The ambulance company, also known as AMR, drives residents to see their families free of charge, but this year, one resident decided to volunteer his time instead.

Supervisor Zack Ratner-Miller works every Thanksgiving helping others. For 12 years, he has taken patients home for the day, but this trip is a first.

Brian Blum isn't going to see family, instead he wanted to give back to the community.

Blum is taking a ride to Cimarron-Memorial High School, where he will help with the school's Thanksgiving dinner for homeless students and their families.

"I just wanted to come and volunteer my time for the less fortunate people, and making it a better thanksgiving for them," Blum said.
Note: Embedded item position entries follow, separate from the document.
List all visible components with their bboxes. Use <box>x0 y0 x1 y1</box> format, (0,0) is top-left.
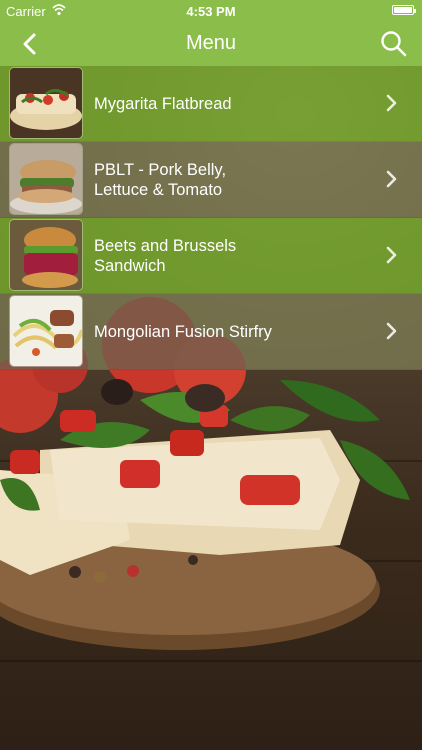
menu-item-label: Beets and Brussels Sandwich <box>94 236 237 275</box>
chevron-right-icon <box>386 322 397 340</box>
pblt-thumbnail <box>10 144 82 214</box>
battery-icon <box>392 5 416 15</box>
menu-item-mygarita-flatbread[interactable]: Mygarita Flatbread <box>0 66 422 142</box>
search-icon[interactable] <box>380 30 408 58</box>
menu-item-label: Mongolian Fusion Stirfry <box>94 322 272 341</box>
flatbread-thumbnail <box>10 68 82 138</box>
page-title: Menu <box>185 32 237 54</box>
chevron-right-icon <box>386 170 397 188</box>
menu-item-pblt[interactable]: PBLT - Pork Belly, Lettuce & Tomato <box>0 142 422 218</box>
menu-item-label: PBLT - Pork Belly, Lettuce & Tomato <box>94 160 227 199</box>
stirfry-thumbnail <box>10 296 82 366</box>
clock: 4:53 PM <box>186 4 236 19</box>
chevron-right-icon <box>386 94 397 112</box>
navigation-bar: Menu <box>0 22 422 66</box>
menu-item-label: Mygarita Flatbread <box>94 94 232 113</box>
menu-item-beets-brussels-sandwich[interactable]: Beets and Brussels Sandwich <box>0 218 422 294</box>
chevron-right-icon <box>386 246 397 264</box>
beet-sandwich-thumbnail <box>10 220 82 290</box>
menu-item-mongolian-fusion-stirfry[interactable]: Mongolian Fusion Stirfry <box>0 294 422 370</box>
status-bar: Carrier 4:53 PM <box>0 0 422 22</box>
menu-list: Mygarita Flatbread PBLT - Pork Belly, Le… <box>0 66 422 370</box>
Blum said he is thankful he is alive.

"I got paralyzed March 15, 2000, in a real bad car accident," he said. "I broke my neck in four places."

Wheelchair-bound for the past 13 years, Blum guides his life with a positive, appreciative attitude.

"You got to keep your head up because what's being depressed or being down, what's that going to do for you?" he said.

Blum said he is blessed to greet guests at Cimarron-Memorial, the first face they see, as he helps to make their holiday special.

"That's what I want to do, is give back to my community," he said.

Ratner-Miller said he is glad to help make it happen.

"This is an enjoyable time for me because I get to see the happiness of the individuals that we pick up," he said.

On this holiday for sharing and spreading happiness, Blum said he counts his blessings and is ready to serve others.

"I still got things to live for and still got a lot to accomplish in life," he said. "This ain't over for me. This is just a start."

This year AMR's Home for the Holidays program transported 10 nursing home patients, and hundreds of Las Vegas area families have been served over the years.